Friday, April 08, 2011

Apple lost a potential customer

As I reported earlier, I had trouble purchasing an iPad 2 from the local Best Buys.  I thought the claim that they were all sold out was legit, but apparently not.

http://news.yahoo.com/s/zd/20110408/tc_zd/262901

Oh, well!  Best Buy lost Apple at least one customer.

Regarding my NookColor, I am discovering there are things I like about it and things I don't.  As a reader (which is its main purpose in life), it is fine.  I have not yet purchased a book, but I have subscribed to a couple of magazines.  Also, I downloaded a sample of a cookbook to preview.  Unfortunately, the sample was not large enough to include any actual recipes.  Maybe that was on purpose?  I wanted to see how I liked using the Nook as an electronic cookbook, but I guess I will have to do that another way.

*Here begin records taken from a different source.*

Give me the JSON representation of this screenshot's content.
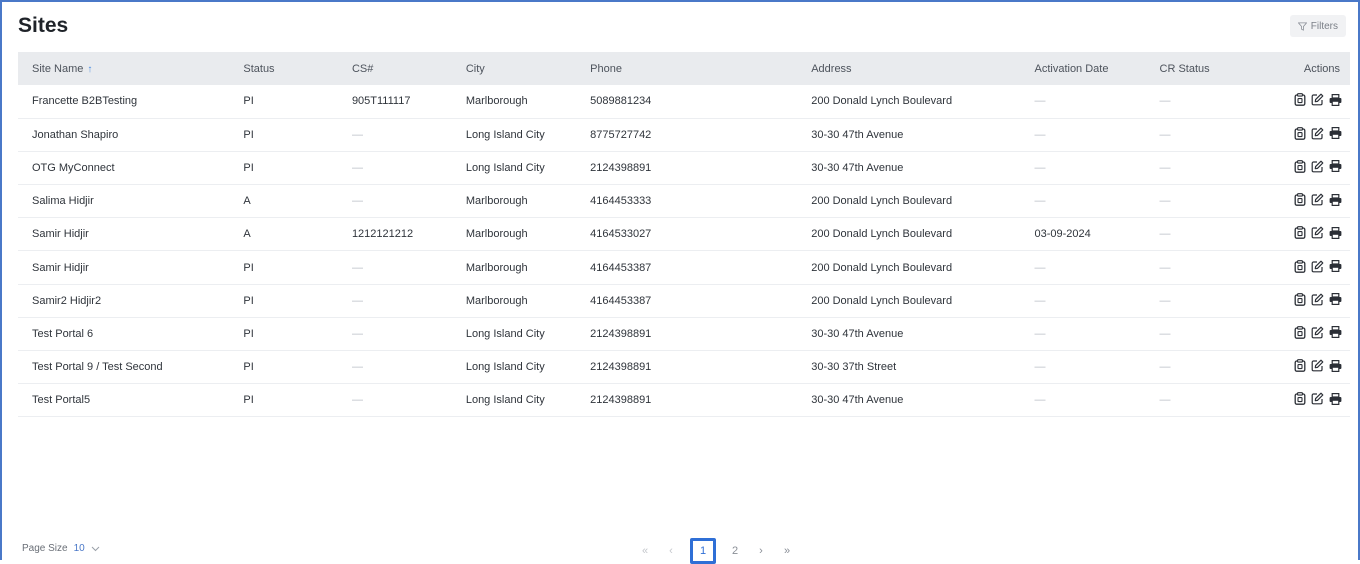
{
  "page": {
    "title": "Sites",
    "filters_label": "Filters"
  },
  "table": {
    "headers": [
      "Site Name",
      "Status",
      "CS#",
      "City",
      "Phone",
      "Address",
      "Activation Date",
      "CR Status",
      "Actions"
    ],
    "rows": [
      [
        "Francette B2BTesting",
        "PI",
        "905T111117",
        "Marlborough",
        "5089881234",
        "200 Donald Lynch Boulevard",
        "—",
        "—"
      ],
      [
        "Jonathan Shapiro",
        "PI",
        "—",
        "Long Island City",
        "8775727742",
        "30-30 47th Avenue",
        "—",
        "—"
      ],
      [
        "OTG MyConnect",
        "PI",
        "—",
        "Long Island City",
        "2124398891",
        "30-30 47th Avenue",
        "—",
        "—"
      ],
      [
        "Salima Hidjir",
        "A",
        "—",
        "Marlborough",
        "4164453333",
        "200 Donald Lynch Boulevard",
        "—",
        "—"
      ],
      [
        "Samir Hidjir",
        "A",
        "1212121212",
        "Marlborough",
        "4164533027",
        "200 Donald Lynch Boulevard",
        "03-09-2024",
        "—"
      ],
      [
        "Samir Hidjir",
        "PI",
        "—",
        "Marlborough",
        "4164453387",
        "200 Donald Lynch Boulevard",
        "—",
        "—"
      ],
      [
        "Samir2 Hidjir2",
        "PI",
        "—",
        "Marlborough",
        "4164453387",
        "200 Donald Lynch Boulevard",
        "—",
        "—"
      ],
      [
        "Test Portal 6",
        "PI",
        "—",
        "Long Island City",
        "2124398891",
        "30-30 47th Avenue",
        "—",
        "—"
      ],
      [
        "Test Portal 9 / Test Second",
        "PI",
        "—",
        "Long Island City",
        "2124398891",
        "30-30 37th Street",
        "—",
        "—"
      ],
      [
        "Test Portal5",
        "PI",
        "—",
        "Long Island City",
        "2124398891",
        "30-30 47th Avenue",
        "—",
        "—"
      ]
    ],
    "row_action_icons": [
      "clipboard-icon",
      "edit-icon",
      "print-icon"
    ]
  },
  "footer": {
    "page_size_label": "Page Size",
    "page_size_value": "10",
    "pages": [
      "1",
      "2"
    ],
    "current_page": "1",
    "nav": {
      "first": "«",
      "prev": "‹",
      "next": "›",
      "last": "»"
    }
  },
  "colors": {
    "accent": "#2f6fd6",
    "frame": "#4a78c8",
    "header_bg": "#e9ebee"
  }
}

The Gallery (where photos are stored) is kind of whacky.  Sample photos that come on the device cannot be deleted, even though there is a delete button; I will try it through the PC interface.  Once you enter the slide show, there is no obvious way to exit directly back to the Gallery, either.  Still, I like using it as a photo album.

The fact I can load my own files onto it is another plus.  So far, I have loaded PDFs, although it is supposed to support MS Office documents as well (in view only mode).  I should try that feature, although I doubt I will carry the Nook out to the garden while viewing my gardening spreadsheet.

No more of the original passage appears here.